[ovs-dev] ideas for improving the OVS review process

Tonghao Zhang xiangxia.m.yue at gmail.com
Fri Jul 23 12:26:51 UTC 2021


On Wed, Jul 21, 2021 at 2:41 AM Ben Pfaff <blp at ovn.org> wrote:
>
> The OVS review process has greatly slowed over the last few years.  This
> is partly because I haven't been able to spend as much time on review,
> since I was once the most productive reviewer.  Ilya has been able to
Thanks for your work!
> step up the amount of review he does, but that still isn't enough to
> keep up with the workload.
>
> We need to come up with some way to improve things.  Here are a few
> ideas, mostly from a call earlier today (that was mainly about the OVS
> conference).  I hope they will prompt a discussion.
>
> * Since patches are coming in, we have people who are knowledgable about
>   the code.  Those people should be pitching in with reviews as well.
>   It doesn't seem like they or their managers have the right incentives
>   to do that.  Maybe there is some way to improve the incentives.

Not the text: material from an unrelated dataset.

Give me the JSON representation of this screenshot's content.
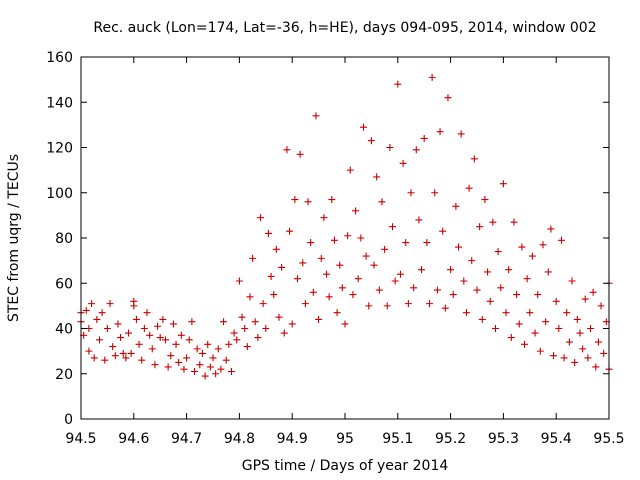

Do we need more maintainers? even though there are many maintainers, but
a few people are active. Am I wrong ?
> * The Linux kernel uses something like a "default accept" policy for
>   patches that superficially look good and compile and boot, if there is
>   no review from a specific maintainer within a few days.  The patches
>   do get some small amount of review from a subsystem maintainer.  OVS
>   could adopt a similar policy.
Good.
I think we should make sure every patch is reviewed. The patches sent
firstly and which we
think are important, review them. Patches sent from maintainers are
important, and others' patches
is important too. So far as I know, linux kernel makes sure  every
patch is reviewed, no matter who
sent them.
> * Some lack of review can be attributed to a reluctance to accept a
>   review from a reviewer who is at the same company as the patch
>   submitter.  There is good reason for this, but it is certainly
>   possible to get quality reviews from a coworker, and perhaps we should
>   relax the convention.
There still are people who contributed to ovs,just for fun.
> * A flip side of the above could be to codify the requirement for review
>   from a non-coworker.  This would have the benefit of being able to
>   push back against requests to commit unreviewed long series on the
>   basis that it hasn't been reviewed by a third party.
>
> I hope that there can be some discussion here.